(6 May 2024)
RESTRICTION SUMMARY:
++CORRECTS SPELLING OF ARTIST REFERRED TO IN SHOT 9++
ASSOCIATED PRESS
New York – 6 May 2024
1. Various of pans of dress inside exhibit
2. Various of dress made from silk butterflies
3. SOUNDBITE (English) Andrew Bolton, Curator in Charge, The Costume Institute at The Metropolitan Museum of Art:
“The main theme is about reawakening garments in the collection through the senses, so through smell, through touch conceptually, through hearing. Because when a garment enters the Met’s collection, all of those senses are compromised. It just becomes a life is a work of art, so you can appreciate it in the way that it’s meant to be appreciated as a living art form. So the idea was really to resuscitate these garments and bring the sort of sensorial capacities back into them.”

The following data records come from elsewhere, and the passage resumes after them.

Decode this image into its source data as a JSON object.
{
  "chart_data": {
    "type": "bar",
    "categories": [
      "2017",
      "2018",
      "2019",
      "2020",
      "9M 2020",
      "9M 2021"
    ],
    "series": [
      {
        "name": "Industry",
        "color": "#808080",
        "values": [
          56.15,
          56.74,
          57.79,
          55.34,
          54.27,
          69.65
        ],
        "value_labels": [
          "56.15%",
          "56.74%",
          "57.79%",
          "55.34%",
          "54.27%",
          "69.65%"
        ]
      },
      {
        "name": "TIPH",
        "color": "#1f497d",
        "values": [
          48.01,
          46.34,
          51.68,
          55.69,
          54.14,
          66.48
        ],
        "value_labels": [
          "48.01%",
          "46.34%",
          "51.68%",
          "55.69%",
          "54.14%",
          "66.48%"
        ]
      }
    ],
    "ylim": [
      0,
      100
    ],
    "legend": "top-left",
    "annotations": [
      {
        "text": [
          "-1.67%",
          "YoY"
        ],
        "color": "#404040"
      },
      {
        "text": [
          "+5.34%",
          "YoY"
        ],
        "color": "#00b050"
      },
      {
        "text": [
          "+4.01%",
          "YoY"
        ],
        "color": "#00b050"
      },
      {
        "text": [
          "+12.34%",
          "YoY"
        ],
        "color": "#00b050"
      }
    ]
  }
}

4. Various of museum guests smelling, touching displays
5. Tight of sign reading “Smell but do not touch the tubes”
6. SOUNDBITE (English) Andrew Bolton, Curator in Charge, The Costume Institute at The Metropolitan Museum of Art:
“The garments date from the 17th century, early 17th century through to the present day. So there’s an enormous range and scope of garments and accessories. It’s one of the first shows we’ve done for many years that has over 50 accessories in the exhibition.”
7. Various pans of accessories
8. Various pans of dress
9 . SOUNDBITE (English) Andrew Bolton, Curator in Charge, The Costume Institute at The Metropolitan Museum of Art:
“So we work with an incredible small artist called Sissel Tolaas, and she actually collected molecular readings, smell molecules from garments. So when you, you’re smelling the actual garments, you’re smelling the olfactory history of a garment, who wore it where she lived, or he, what they ate, what they drank, what they smoked. So that’s really interesting. It’s really the olfactory history of a garment.”
10. Pan of exhibit
11. Various of dress at exhibit
12. SOUNDBITE (English) Andrew Bolton, Curator in Charge, The Costume Institute at The Metropolitan Museum of Art:
“In a way they sort of selected themselves, the garments because they’re all from our permanent collection. We have over 33,000 pieces in our collection, and we have about 220 on display. So not, not a huge amount, but yeah, a fraction of what we have.”
13. Various pans of dresses at exhibit
STORYLINE:
Sure, she was a royal princess and all. But there’s no way Sleeping Beauty ever had quite the fabulous wardrobe that’s been assembled at the Metropolitan Museum of Art.
“Sleeping Beauties: Reawakening Fashion” is the Costume Institute exhibit that debuts at Monday’s Met Gala.
It’s centered on 16 fragile garments that have been slumbering and cannot be displayed upright. But there are 220 items in total in the huge nature-themed, multisensory show that curator Andrew Bolton says is one of the museum’s most ambitious yet.
The show opens to the public Friday and runs through Sept. 2.